Whether or not you are following soccer’s World Cup this summer, a great book to dip into is Michael Bar-Eli’s Boost! How the Psychology of Sports Can Enhance your Performance in Management and Work. Multiple sides of Bar-Eli’s professional life come into play in the psychologist/professor/consultant’s first book for a general audience.

He combines both the business and organizational aspects of being Professor and Chair of the Business Administration Department of Ben-Gurion University of the Negev, in Beer-Sheva, Israel; and also the Nat Holman Chair in Sports Research, at the school’s Faculty of Business and Management.

Bar-Eli is a genial guide through mastering the psychological aspects of work, based on his own research, and that of his past and present students, colleagues and other academics. Although the focus is on how this research (and also his experience in the classroom and his role as a sports psychologist) can aid you in the workplace, that represents only part of the appeal of the book. He writes in a vibrant, lively style, and you can easily imagine having a beer or strong cups of coffee with him, as he relates stories about working with elite Israeli athletes in several different sports (basketball in particular), as well as the Israel Defense Forces/IDF, where he held such roles as chief psychologist of the Artillery Corps.
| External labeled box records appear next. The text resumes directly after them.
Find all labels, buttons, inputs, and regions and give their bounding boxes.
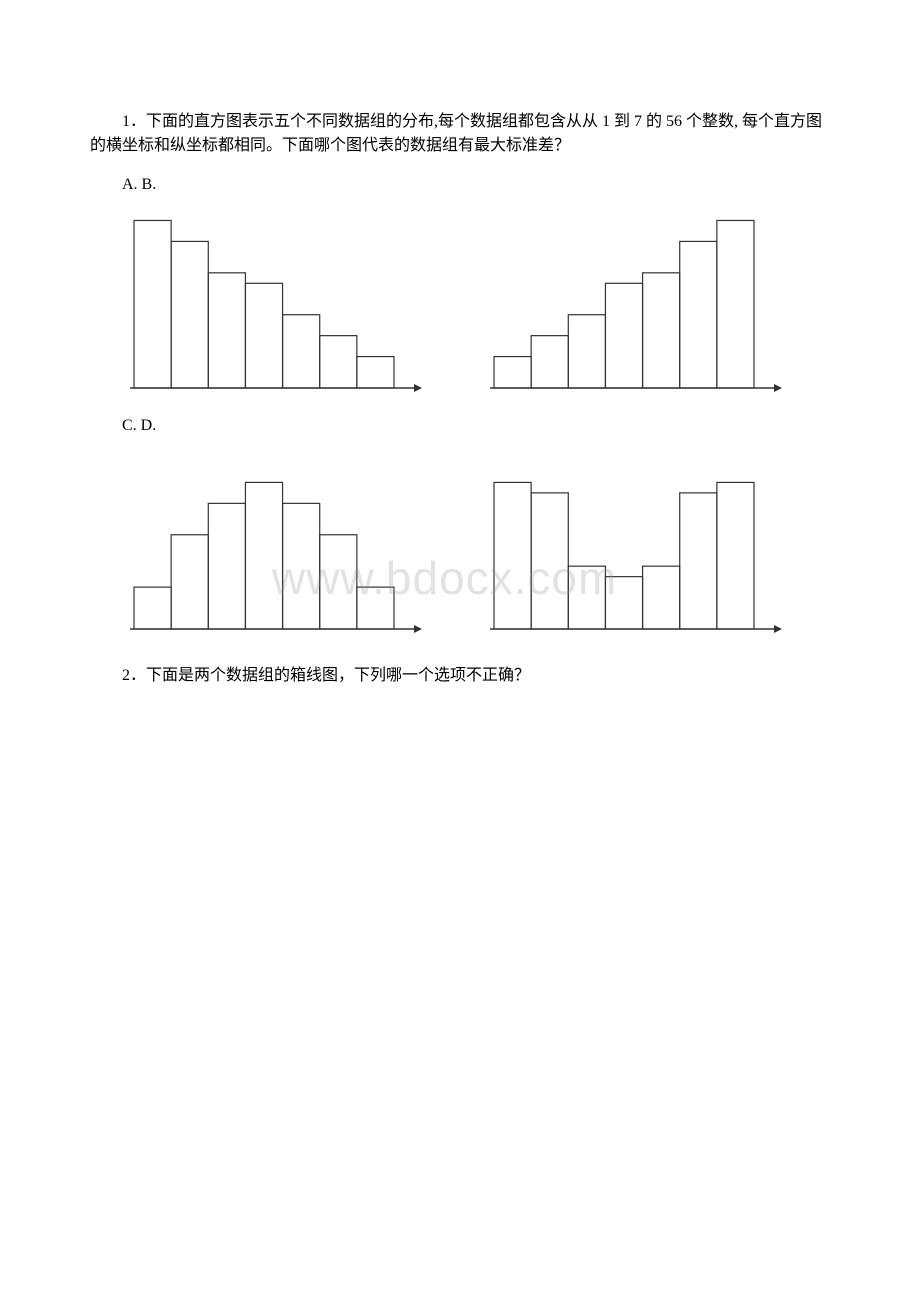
- histogram-c: [122, 441, 422, 646]
- histogram-b: [482, 200, 782, 405]
- chart-row-ab: [122, 200, 830, 405]
- histogram-a: [122, 200, 422, 405]
- option-label-cd: C. D.: [122, 417, 830, 435]
- option-label-ab: A. B.: [122, 176, 830, 194]
- question-1-text: 1．下面的直方图表示五个不同数据组的分布,每个数据组都包含从从 1 到 7 的 …: [90, 110, 830, 158]
- question-2-text: 2．下面是两个数据组的箱线图，下列哪一个选项不正确？: [90, 664, 830, 688]
- histogram-d: [482, 441, 782, 646]
- chart-row-cd: www.bdocx.com: [122, 441, 830, 646]
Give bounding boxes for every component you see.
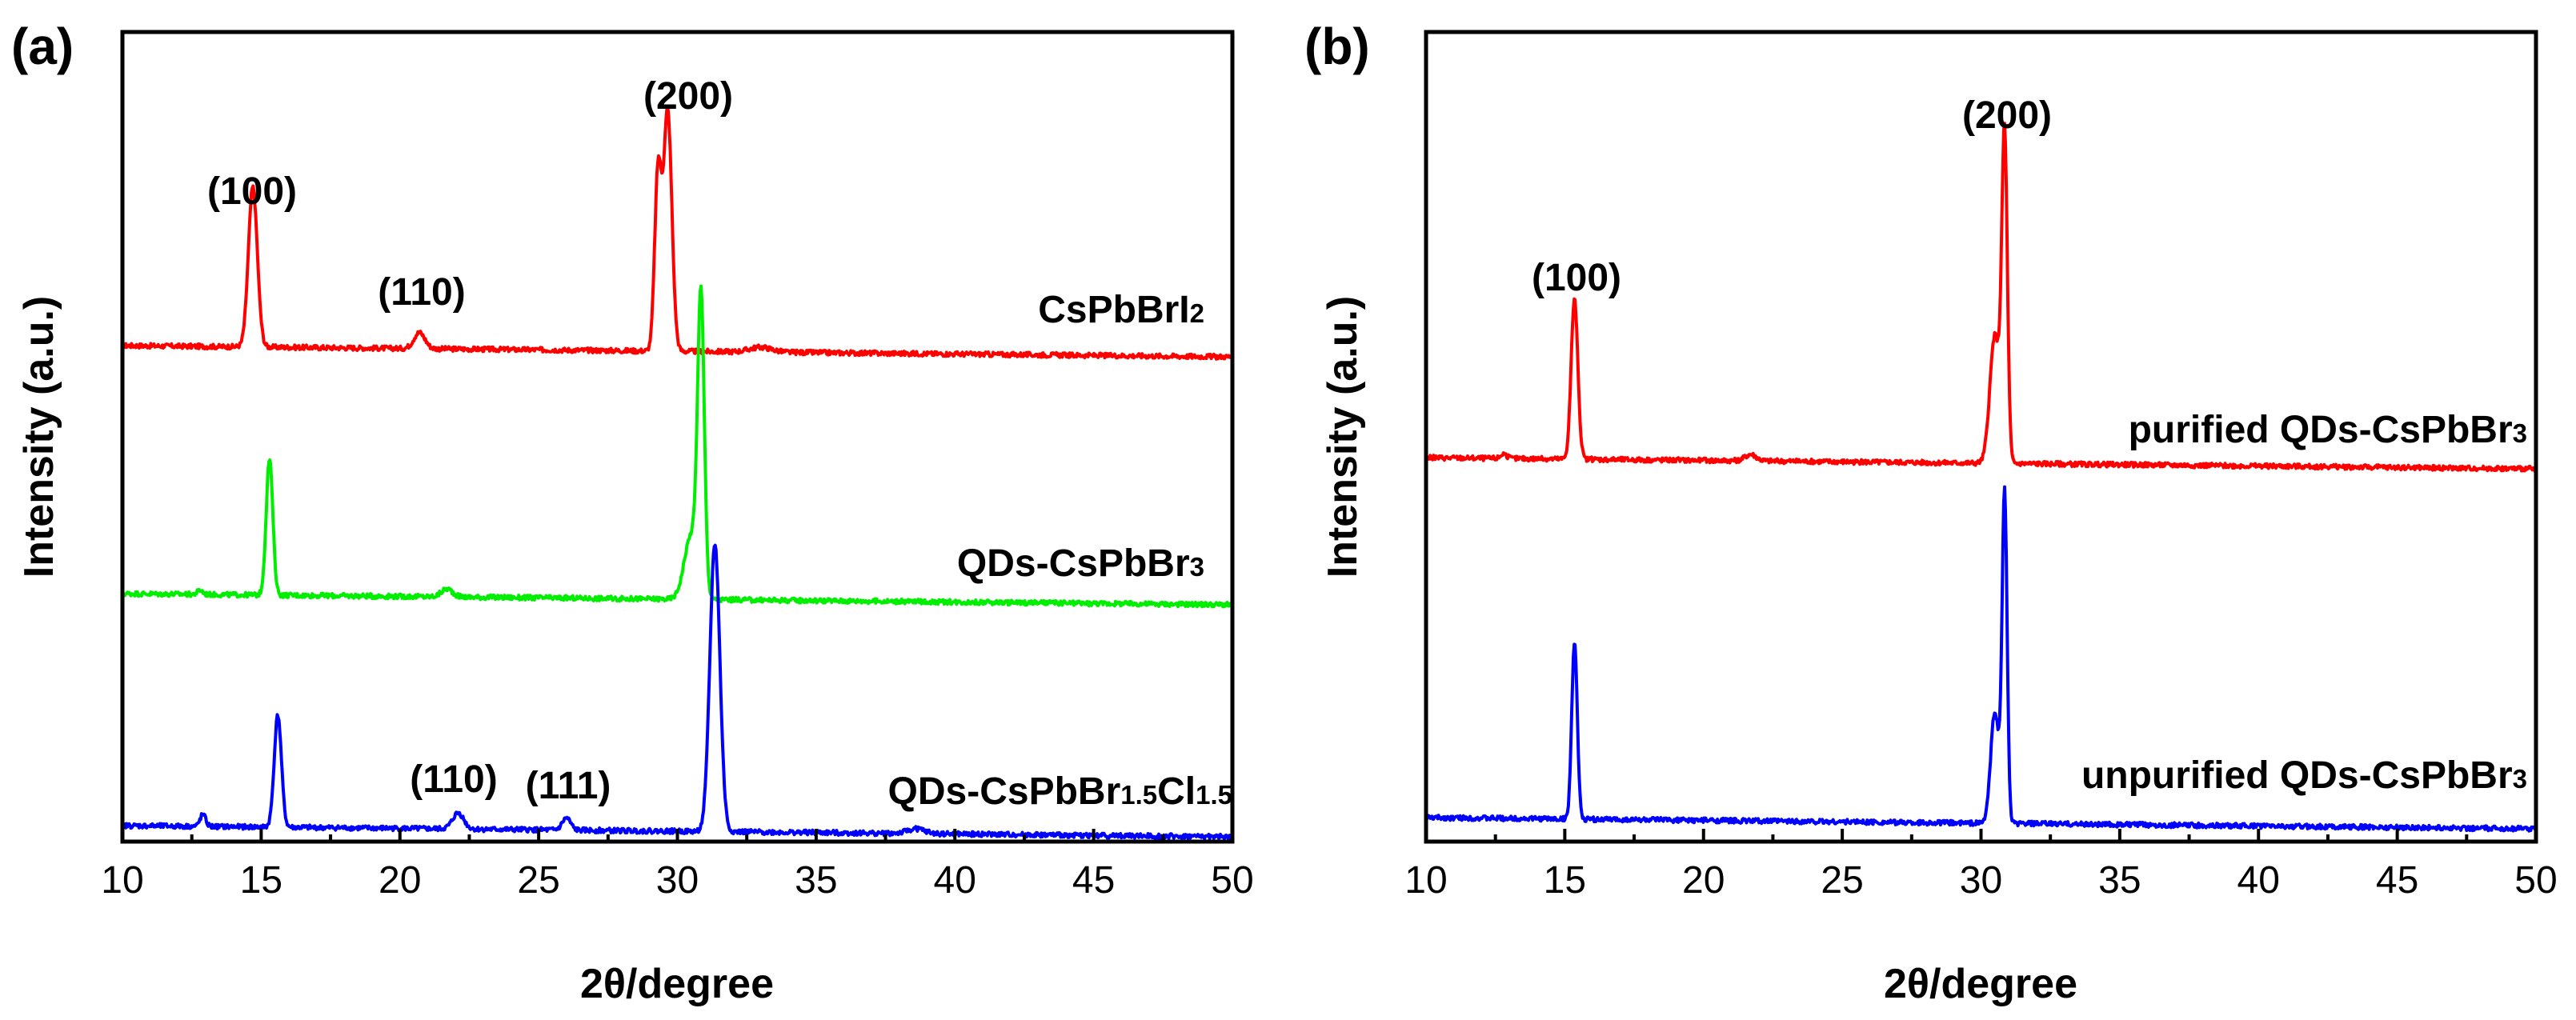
panel-a-curve-qds-cspbbr3 [121, 284, 1234, 609]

His energy is all the more impressive given that he has been battling Parkinson’s disease in recent years, which he says is a major reason he decided to write this book. Periodically he writes about how he deals with the daily effects of the disease, managing it while aware that it will only get worse. Along with his various exercises, one of Bar-Eli’s strategies is goal setting, which is a major theme of the book. As he writes after relating a personal anecdote about his IDF basic training in 1971, “Simply put, human performance isn’t always about strength or ability – sometimes all that is necessary is the motivation to reach a clearly defined goal.”

Each chapter ends with a summary, as well as bullet points of “daily practices” as an individual, or as a leader. For instance, in one of the chapters on mental preparation, he advises individuals to “develop a routine that utilizes vivid, controlled visualization techniques every day.” For leaders: “Whether using an internal or external perspective, make sure the events, actions, and successes you visualize have a positive focus.”

Although these practices are aimed at people in the organizational world, my sense is that athletes will find a considerable amount of useful information, given the many sports stories, anecdotes, and personal reflections; in addition to the academic research. Bar-Eli became known to a wider audience when The New York Times Magazine chose a 2007 research article written by him and several coauthors, “Action bias among elite soccer goalkeepers: The case of penalty kicks,” in the Journal of Economic Psychology, as one of the most innovative research breakthroughs of 2008. In the book’s introduction, he relates that he realized the findings on penalty kicks and other sports-related research he had been conducting for years had broader implications, and were “truly about human performance overall.” Bar-Eli has also written about some of these themes in a recent series of blog posts for Psychology Today.

A major takeaway of the book is that sometimes you have to act quickly, sometimes more slowly, and sometimes not at all. Developing the inner wisdom to distinguish the difference is a life’s work. Bar-Eli’s life has helped illuminate it for his readers, inside and outside the worlds of sports, business and organizations.